Support for CoNLL-U format

Closed this issue · 3 comments

(Requested by @JessedeDoes)
Expand TSV input type to be able to deal with the CoNLL-U format.

The format is basically a TSV with some special features (point 2 and 3):

  1. Word lines containing the annotation of a word/token in 10 fields separated by single tab characters; see below.
  2. Blank lines marking sentence boundaries.
  3. Comment lines starting with hash (#).

So we should probably add two options, e.g. blankLinesMarkSentenceBoundaries (default false) and commentLineCharacter (if this is the first character on the line, skip that line; default: none)

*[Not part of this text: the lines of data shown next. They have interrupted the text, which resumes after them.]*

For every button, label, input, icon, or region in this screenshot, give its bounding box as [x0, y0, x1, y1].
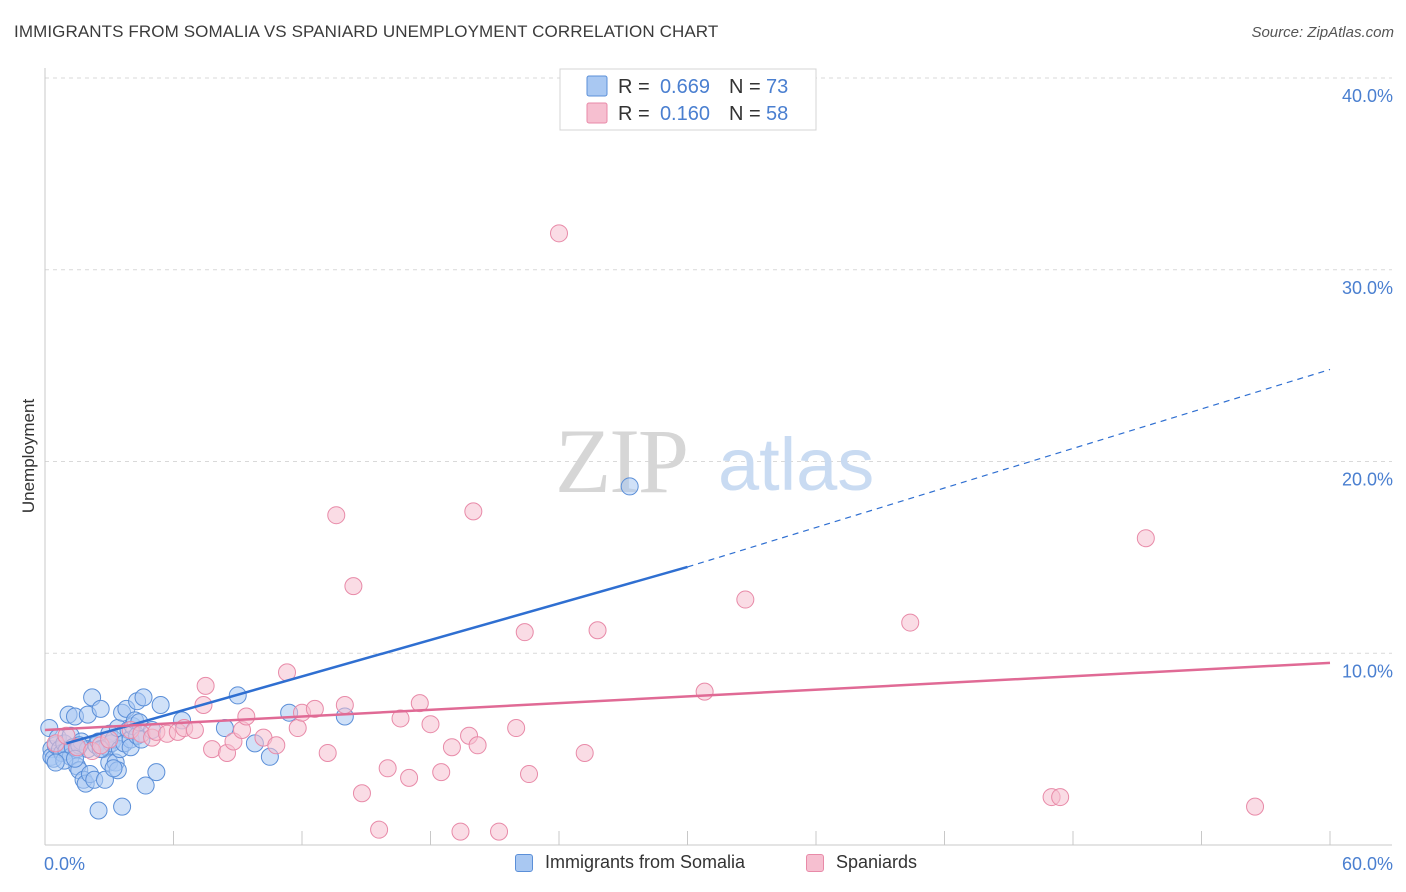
point-spaniards	[327, 506, 346, 525]
point-spaniards	[378, 759, 397, 778]
point-spaniards	[515, 623, 534, 642]
y-tick-label: 10.0%	[1342, 661, 1393, 681]
point-spaniards	[288, 719, 307, 738]
x-tick-label-max: 60.0%	[1342, 854, 1393, 874]
chart-title: IMMIGRANTS FROM SOMALIA VS SPANIARD UNEM…	[14, 22, 719, 41]
point-spaniards	[468, 736, 487, 755]
point-spaniards	[370, 820, 389, 839]
point-spaniards	[267, 736, 286, 755]
stats-swatch-somalia	[586, 75, 608, 97]
point-spaniards	[550, 224, 568, 243]
point-spaniards	[391, 709, 410, 728]
point-somalia	[91, 699, 110, 718]
point-spaniards	[736, 590, 755, 609]
point-spaniards	[185, 720, 204, 739]
bottom-legend: Immigrants from Somalia Spaniards	[0, 852, 1406, 878]
legend-item-spaniards[interactable]: Spaniards	[806, 852, 917, 873]
point-somalia	[104, 759, 123, 778]
trendline-somalia-projection	[687, 368, 1331, 568]
legend-swatch-spaniards	[806, 853, 824, 872]
point-somalia	[151, 696, 170, 715]
watermark-zip: ZIP	[555, 410, 687, 512]
stats-r-label-somalia: R =	[618, 76, 650, 98]
point-spaniards	[203, 740, 222, 759]
point-spaniards	[1136, 529, 1155, 548]
point-somalia	[620, 477, 639, 496]
point-spaniards	[57, 726, 76, 745]
stats-n-value-spaniards: 58	[766, 103, 788, 125]
y-axis-title: Unemployment	[19, 399, 38, 514]
point-spaniards	[490, 822, 509, 841]
x-tick-label-min: 0.0%	[44, 854, 85, 874]
point-spaniards	[442, 738, 461, 757]
y-tick-label: 30.0%	[1342, 278, 1393, 298]
legend-item-somalia[interactable]: Immigrants from Somalia	[515, 852, 745, 873]
point-spaniards	[901, 613, 920, 632]
point-spaniards	[352, 784, 371, 803]
source-label: Source: ZipAtlas.com	[1251, 24, 1394, 41]
point-spaniards	[1246, 797, 1265, 816]
point-spaniards	[432, 763, 451, 782]
point-spaniards	[318, 743, 337, 762]
stats-n-label-somalia: N =	[729, 76, 761, 98]
point-spaniards	[507, 719, 526, 738]
point-somalia	[46, 753, 65, 772]
point-somalia	[89, 801, 108, 820]
point-spaniards	[305, 699, 324, 718]
point-somalia	[147, 763, 166, 782]
y-tick-label: 40.0%	[1342, 86, 1393, 106]
legend-label-somalia: Immigrants from Somalia	[545, 852, 746, 872]
point-spaniards	[575, 743, 594, 762]
point-somalia	[134, 688, 153, 707]
trendline-somalia	[66, 565, 688, 745]
legend-label-spaniards: Spaniards	[836, 852, 918, 872]
stats-n-label-spaniards: N =	[729, 103, 761, 125]
point-spaniards	[464, 502, 483, 521]
stats-swatch-spaniards	[586, 102, 608, 124]
y-tick-label: 20.0%	[1342, 470, 1393, 490]
point-spaniards	[400, 768, 419, 787]
stats-r-value-somalia: 0.669	[660, 76, 710, 98]
stats-n-value-somalia: 73	[766, 76, 788, 98]
point-somalia	[136, 776, 155, 795]
trendline-spaniards	[44, 661, 1331, 732]
stats-r-value-spaniards: 0.160	[660, 103, 710, 125]
point-spaniards	[344, 577, 363, 596]
point-spaniards	[1051, 788, 1070, 807]
point-spaniards	[335, 696, 354, 715]
point-spaniards	[196, 676, 215, 695]
point-spaniards	[237, 707, 256, 726]
point-spaniards	[695, 682, 714, 701]
point-spaniards	[421, 715, 440, 734]
point-spaniards	[451, 822, 470, 841]
point-spaniards	[520, 765, 539, 784]
watermark-atlas: atlas	[718, 423, 874, 506]
legend-swatch-somalia	[515, 853, 533, 872]
stats-r-label-spaniards: R =	[618, 103, 650, 125]
point-spaniards	[588, 621, 607, 640]
point-somalia	[113, 797, 132, 816]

For those wishing to contribute: DocIndexerTabular is the class that handles tabular formats like TSV and CSV. The two options could be added to the fileTypeOptions that can be specified in a .blf.yaml format definition file (see here).

Perhaps good to know we developed https://bitbucket.org/fryske-akademy/taaldatabanken/src/master/udpipe-tdb/teitagger/. It converts conllu to tei (with our namespace for linguistic attributes, which will be released soon).

I may contribute to this issue because of this idea (though going via tei/xpath3 is I think more powerful):
image

Sounds interesting! @JessedeDoes (who originally asked about this format), did you see this?